Yılmaz Sandıkcı
Sermaye Siyaset Akıl
Hepimizin malumudur değil mi dünyayı sermaye yönetiyor ancak siyasetçiler yönetiyormuş gibi gösteriyorlar? İç siyasette kendisini daha fazla seçmene duyuracak, anlatacak güce veya desteğe sahip olan siyasetçiler daha şanslı oluyorlar.
*
Uluslararası siyasette ise küresel sermaye güçleri ile uyumlu konuşanlar, uyumsuz konuşsalar bile onların istediği politikaları uygulayacak olanlar iç siyasetteki şansını artırıyorlar.
*
Sermaye denilen şeyin, bir ceylan kadar ürkek davranırken, bir ayı kadar hassas koku alma yetisine sahip olduğunu hatırlamakta yarar var. Sermaye ürkektir ve belirsizliği sevmez, kendisini besleyecek, büyütecek ortamlar arar; otlak veya otlayan avlar…
*
Sermaye henüz kimse düşünmezken, bir sonraki seçimlere hazırlık yapar. Sermayenin etkisine giren ülkelerin siyasetinde “ileri gidenler” değil “ileri gelenler” daha şanslıdır. Sermaye çoğu zaman birden fazla tarafı destekler, risk almayı sevmez kim kazanırsa kazansın kendi kazancını garantiye almayı sever! İkiyüzlüdür, hem ceylan gibi sevimli hem ayı gibi vahşidir.
*
Dünya çapında büyük ölçekli planlar yapan sermaye, kendi başına hareket eden bir “para gücü” değildir. Birbirilerine rakip olsalar dahi gelecek planları için bir araya gelebilen para güçlerinden oluşur sermaye. Bir araya geldikçe daha da güçlenir ve dünya siyasetine yön verecek güce ulaşır.
*
Sermaye gücü, kendini meydanlara atmaz ben sermayeyim diye ortalarda gezmez! Savunduğu görüşün veya kesimin sancağını alıp meydanlarda bağırmaz. Tam tersine, kapalı kapılar ardında, perde arkasında gücü yönetmeyi tercih eder. Medya gibi kendine hizmet edecek “stratejik” yatırımları maşa olarak kullanmayı sever. Bu sayede sermaye insanların gözüne hitap ederek beynini yıkamayı iyi becerir. Avını parçalamayı planlayan bir ayı olsa da ceylan gibi sevimli görünür medya sayesinde.

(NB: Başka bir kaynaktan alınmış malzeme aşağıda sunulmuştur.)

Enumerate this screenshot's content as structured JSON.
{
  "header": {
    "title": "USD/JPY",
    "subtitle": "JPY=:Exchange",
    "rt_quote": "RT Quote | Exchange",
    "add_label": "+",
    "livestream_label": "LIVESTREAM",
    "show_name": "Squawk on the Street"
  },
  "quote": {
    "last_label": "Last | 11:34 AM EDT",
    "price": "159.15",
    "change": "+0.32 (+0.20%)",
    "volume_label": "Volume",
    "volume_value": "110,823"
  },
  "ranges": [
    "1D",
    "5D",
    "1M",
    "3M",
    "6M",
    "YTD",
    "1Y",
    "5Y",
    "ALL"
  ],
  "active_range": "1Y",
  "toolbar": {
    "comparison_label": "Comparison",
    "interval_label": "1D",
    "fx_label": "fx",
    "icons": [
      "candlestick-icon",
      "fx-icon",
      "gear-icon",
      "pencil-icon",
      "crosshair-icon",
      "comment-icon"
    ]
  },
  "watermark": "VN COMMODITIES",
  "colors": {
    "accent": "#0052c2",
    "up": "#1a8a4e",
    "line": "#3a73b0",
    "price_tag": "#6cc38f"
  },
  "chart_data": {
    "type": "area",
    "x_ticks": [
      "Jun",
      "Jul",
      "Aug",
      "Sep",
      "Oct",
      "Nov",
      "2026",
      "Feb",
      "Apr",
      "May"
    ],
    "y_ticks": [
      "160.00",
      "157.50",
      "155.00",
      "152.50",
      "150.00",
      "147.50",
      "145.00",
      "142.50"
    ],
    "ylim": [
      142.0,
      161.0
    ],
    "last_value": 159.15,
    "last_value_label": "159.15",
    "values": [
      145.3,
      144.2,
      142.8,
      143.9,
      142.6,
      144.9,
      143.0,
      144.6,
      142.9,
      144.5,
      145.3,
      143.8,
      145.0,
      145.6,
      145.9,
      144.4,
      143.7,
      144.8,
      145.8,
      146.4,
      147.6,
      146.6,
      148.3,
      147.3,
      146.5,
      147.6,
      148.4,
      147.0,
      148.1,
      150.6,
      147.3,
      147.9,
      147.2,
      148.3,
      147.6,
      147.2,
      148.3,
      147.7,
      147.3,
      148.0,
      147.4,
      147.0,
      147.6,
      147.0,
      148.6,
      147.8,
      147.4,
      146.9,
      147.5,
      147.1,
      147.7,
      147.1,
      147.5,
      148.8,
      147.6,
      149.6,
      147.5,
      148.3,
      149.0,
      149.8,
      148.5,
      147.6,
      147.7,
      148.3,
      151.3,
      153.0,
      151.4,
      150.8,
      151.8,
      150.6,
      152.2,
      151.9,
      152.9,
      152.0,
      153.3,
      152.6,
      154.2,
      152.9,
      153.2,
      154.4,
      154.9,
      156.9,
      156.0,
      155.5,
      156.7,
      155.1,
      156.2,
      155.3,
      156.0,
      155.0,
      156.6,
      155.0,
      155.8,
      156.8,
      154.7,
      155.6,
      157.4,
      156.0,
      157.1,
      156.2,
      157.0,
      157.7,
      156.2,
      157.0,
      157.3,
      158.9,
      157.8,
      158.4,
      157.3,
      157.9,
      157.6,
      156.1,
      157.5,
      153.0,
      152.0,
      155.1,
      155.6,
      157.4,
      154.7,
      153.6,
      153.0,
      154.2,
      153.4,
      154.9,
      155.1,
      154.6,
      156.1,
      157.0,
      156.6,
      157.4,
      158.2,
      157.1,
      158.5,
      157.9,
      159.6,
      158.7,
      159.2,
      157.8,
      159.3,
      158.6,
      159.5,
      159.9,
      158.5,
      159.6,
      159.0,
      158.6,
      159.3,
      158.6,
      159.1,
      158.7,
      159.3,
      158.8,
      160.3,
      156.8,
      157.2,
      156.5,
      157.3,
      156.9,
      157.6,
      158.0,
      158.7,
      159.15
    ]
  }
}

Yeri ve zamanı gelmemişse, bir ceylan gibi ürkerek kaçar ama “tamam artık, şimdi tam zamanı” dediğinde ise ayı gibi çöker ve döktüğü kandan daha da kudurarak, kanı baruta karıştırıp amacına doğru ilerler.
*
Örnek isterseniz ABD yeter. Tüm dünyanın yüreğini yaralayan, insanlığın onurunu karalayan İsrail vahşetine destek veren ülkelerin başındadır. “İsrail kendi güvenliğini sağlamak için “meşru” hakkını kullanarak “katliam” yapıyor” diyen ABD yöneticileri, hangi bilgiye göre konuşuyor dersiniz? Veya bilgiye göre mi yoksa ABD siyasetine yön veren sermaye gruplarının arzularına göre mi konuşuyorlar?
*
Sermayenin “lobi” olarak vücut bulduğu aşama budur işte!
*
Peki, İslam İşbirliği Teşkilatının toplantısında Müslüman ülkelerin İsrail’e ambargo uygulama teklifini reddeden dört Arap ülkesinin hizmeti hangi sermayeye, hangi lobiyedir? Arapların sermaye gücü, Orta Doğu’daki ateşi söndürmeye yetmiyor mu? Yoksa petrol zengini Arapların para gücü, henüz “sermaye aklı” üretemiyor mu?
*
Acaba diyorum onların aklını kullanma seviyesi bizden yüksekte mi? Biz “mide bağırsak” seviyesinde düşünürken onlar “baş beyin” seviyesinde mi düşünüyor? Aklımızı kullanma seviyemizi yükseltmemize engel olan birileri mi karışmış aramıza? Birarada olmak yerine bizi “bir bir” dağıtan akıllara mı kanmışız yoksa? Ne dersiniz? Selam ve dua ile…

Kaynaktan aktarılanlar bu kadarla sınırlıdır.